Sirohydrochlorin is a tetrapyrrole macrocyclic metabolic intermediate in the biosynthesis of sirohaem, the iron-containing prosthetic group in sulfite reductase enzymes. It is also the biosynthetic precursor to cofactor F430, an enzyme which catalyzes the release of methane in the final step of methanogenesis.

Structure
Sirohydrochlorin was first isolated in the early 1970s when it was shown to be the metal-free form of the prosthetic group in the ferredoxin-nitrite reductase from spinach.

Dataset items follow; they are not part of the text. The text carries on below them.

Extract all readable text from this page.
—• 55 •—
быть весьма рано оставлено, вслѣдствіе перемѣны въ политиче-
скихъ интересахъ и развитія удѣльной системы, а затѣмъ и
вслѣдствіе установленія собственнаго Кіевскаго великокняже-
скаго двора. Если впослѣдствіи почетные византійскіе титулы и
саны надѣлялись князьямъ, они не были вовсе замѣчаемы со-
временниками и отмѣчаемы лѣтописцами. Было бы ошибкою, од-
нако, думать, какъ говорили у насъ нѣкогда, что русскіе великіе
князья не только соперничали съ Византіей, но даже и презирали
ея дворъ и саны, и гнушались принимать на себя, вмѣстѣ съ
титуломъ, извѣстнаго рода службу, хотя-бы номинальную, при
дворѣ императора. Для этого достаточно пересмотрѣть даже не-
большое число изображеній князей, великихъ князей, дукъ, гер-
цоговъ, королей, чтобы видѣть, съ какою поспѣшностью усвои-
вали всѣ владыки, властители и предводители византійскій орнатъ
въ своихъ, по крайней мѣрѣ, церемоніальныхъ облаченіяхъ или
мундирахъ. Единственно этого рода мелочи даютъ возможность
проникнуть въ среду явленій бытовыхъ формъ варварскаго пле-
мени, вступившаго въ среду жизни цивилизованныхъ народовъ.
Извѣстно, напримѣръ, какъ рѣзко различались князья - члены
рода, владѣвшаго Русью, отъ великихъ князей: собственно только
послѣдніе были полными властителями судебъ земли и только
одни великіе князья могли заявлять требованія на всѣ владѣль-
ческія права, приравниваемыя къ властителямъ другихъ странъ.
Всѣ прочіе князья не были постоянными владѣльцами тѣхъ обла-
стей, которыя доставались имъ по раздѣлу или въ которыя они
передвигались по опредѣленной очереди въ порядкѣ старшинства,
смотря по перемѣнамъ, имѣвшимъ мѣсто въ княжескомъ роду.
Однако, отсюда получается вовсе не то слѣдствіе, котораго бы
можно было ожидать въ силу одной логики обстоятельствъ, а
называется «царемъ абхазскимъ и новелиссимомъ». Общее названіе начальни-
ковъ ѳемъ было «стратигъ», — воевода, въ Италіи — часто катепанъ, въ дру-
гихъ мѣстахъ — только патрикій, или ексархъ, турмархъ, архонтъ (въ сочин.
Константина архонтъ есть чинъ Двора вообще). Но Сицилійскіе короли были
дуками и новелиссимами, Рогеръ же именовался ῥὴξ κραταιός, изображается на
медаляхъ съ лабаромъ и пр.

Its chemical identity was established by spectroscopy and by total synthesis.

Biosynthesis
Sirohydrochlorin is derived from a tetrapyrrolic structural framework created by the enzymes deaminase and cosynthetase which transform aminolevulinic acid via porphobilinogen and hydroxymethylbilane to uroporphyrinogen III. The latter is the first macrocyclic intermediate common to haem, chlorophyll, sirohaem and vitamin B12. Uroporphyrinogen III is subsequently transformed by the addition of two methyl groups to form dihydrosirohydrochlorin and this is oxidised by precorrin-2 dehydrogenase to give sirohydrochlorin.

See also
Sirohydrochlorin ferrochelatase an enzyme that catalyzes insertion of iron to form siroheme.
Sirohydrochlorin cobaltochelatase an enzyme that catalyzes insertion of cobalt.